Getting Practical

One of the problems we face is that we have a tendency to teach and learn concepts in a vacuum.

Students practice code in a controlled environment setting where there are negligible variables and a pre-determined expected outcome.

As a result, we may not be adequately equipping beginners for what they will likely experience in the wild.

More often than not we are dealing with pre-existing codebases with legacy code. We have to contend with all the quirks from outdated library versions conflicting with one another and all the undocumented patches that were applied by our predecessors.

Learners should probably find opportunities to solve practical problems in the real world.

This can be through personal projects, offering your services to friends and family to build a simple website or app, or contributing to open source projects.

Writing Code

I expect any college course, code school, or code bootcamp worth its salt to have had discussions on approaches to debugging code.

Prospective candidates should be equipped with an established process that works for them that helps them arrive closer to a solution.

Students should be familiar with where to look to check for errors, how to output values or utilize breakpoints to understand where code is failing, and how to perform successful search queries and filter them by relevancy.

There is a great wealth of solutions to problems that already exist and it is a task of sifting through bug reports, forum posts, and chat archives.

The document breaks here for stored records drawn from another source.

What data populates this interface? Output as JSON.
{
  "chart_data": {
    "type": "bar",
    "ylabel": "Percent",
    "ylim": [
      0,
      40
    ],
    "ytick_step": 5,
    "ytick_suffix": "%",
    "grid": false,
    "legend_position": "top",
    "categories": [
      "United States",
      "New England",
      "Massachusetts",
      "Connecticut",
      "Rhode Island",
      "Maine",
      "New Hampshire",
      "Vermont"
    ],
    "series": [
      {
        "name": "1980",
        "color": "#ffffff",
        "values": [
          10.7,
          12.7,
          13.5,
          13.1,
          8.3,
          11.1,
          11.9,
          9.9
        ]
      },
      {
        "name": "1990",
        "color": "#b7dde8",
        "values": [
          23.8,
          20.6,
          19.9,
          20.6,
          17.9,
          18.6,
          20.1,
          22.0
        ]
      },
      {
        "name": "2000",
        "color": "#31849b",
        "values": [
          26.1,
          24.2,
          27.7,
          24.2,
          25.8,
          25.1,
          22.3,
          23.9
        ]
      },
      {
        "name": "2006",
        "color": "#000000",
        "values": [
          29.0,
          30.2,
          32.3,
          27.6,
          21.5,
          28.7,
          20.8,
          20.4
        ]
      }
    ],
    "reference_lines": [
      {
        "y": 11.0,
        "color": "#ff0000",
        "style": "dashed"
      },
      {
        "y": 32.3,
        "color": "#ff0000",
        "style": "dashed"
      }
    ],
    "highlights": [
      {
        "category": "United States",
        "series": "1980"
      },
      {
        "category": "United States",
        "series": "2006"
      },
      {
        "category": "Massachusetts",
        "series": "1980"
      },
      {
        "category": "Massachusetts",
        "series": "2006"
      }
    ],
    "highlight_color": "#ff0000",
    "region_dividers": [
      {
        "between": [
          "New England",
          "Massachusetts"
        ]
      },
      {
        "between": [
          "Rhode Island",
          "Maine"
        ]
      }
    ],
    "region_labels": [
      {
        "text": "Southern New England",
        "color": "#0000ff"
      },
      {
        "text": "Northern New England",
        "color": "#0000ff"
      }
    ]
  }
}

Sometimes we are faced with problems that have no easily available solution.

Students should be comfortable with this churning cycle of searching for answers, trying a solution, and rebuilding when that solution does not pay off.

Writing Good Code

I expect any college course, code school, or code bootcamp worth its salt to have discussions about what is "good code".

It is not just important that code solves the problem but also how it solves the problem is equally important.

Good Code
XKCD #844, Randall Munroe

We should be writing for people and not computers. We should anticipate another person using and modifying our code. That person can very well be ourselves returning to the project at a later date.

Students should be familiar with the pitfalls of spaghetti code and technical debt. And practices that can help mitigate those problems - like style guides and coding standards.

I believe that there is an arc of developing as a developer.

At the first stage, you work towards solving a problem. You might not know exactly how the example, Stack Overflow post, or random library solved the problem. But you accomplished the immediate task at hand.

At the second stage, you begin to understand the solution. You might not know exactly why one solution is better than another. But you now know how the underlying mechanics work.

Here you begin to recognize what a problem will likely involve - caches, networks, client-side, server-side. Your eyes are open to how the problem you are solving interacts with other parts of the project.

At the third stage, your understanding of all the interacting parts now allows you to percieve areas that can improve. You can vet a language and tool and weigh the pros and cons of implementation.

Here you are equipped to extrapolate from previous solutions and create new novel ones. You have learned from your mistakes and have created processes to mitigate them from recurring.

Recommended Skills

Perhaps largely overlooked in all this technical jargon is the reality that you will not just be working with a computer but other people in varying capacities. Having a fair amount of "soft skills" will contribute to your ability to work with others as part of a "team".

  • Communication
  • Asking Questions
  • Giving and Receiving Criticism

The following is a purely subjective list of common skills that are necessary in modern development:

  • Familiarity with email in an professional setting
    • Understanding CC and BCC
    • Avoiding Reply All
    • Can utilize attachments (compressed zip or links to large files)
    • Can follow conversations in email threads
    • Can reply or provide follow-up updates in a timely manner
    • Ability to reread what they wrote and anticipate if there is enough information in the email for the recipient
  • Familiarity with a ticket system workflow with a team (Github Issues, Bugzilla, JIRA, Lighthouse)
    • Can manage their time when responding to and resolving tickets
    • Can create informative bug reports
    • Can create reproducible steps
    • Can create reduced test cases
    • Can follow comment threads and reference past issues
    • Can take and attach annotated screenshots
  • Familiarity with a version control workflow with a team (Git, Github, GitLab, BitBucket, SourceTree, Tower, GitKraken)
    • Can create atomic commits
    • Can create descriptive messages
    • Can revert commits
    • Can use feature branches
    • Can resolve merge conflicts
  • Familiarity with basic computer literacy for operating system and application usage
  • Familiarity with networking concepts like IP Addresses and DNS
  • Familiarity with the command line
  • Understands the benefits of linting and testing
  • Awareness of modern deployment workflows

A good number of these skills are remedied by participating in and contributing to active and well-maintained open source projects.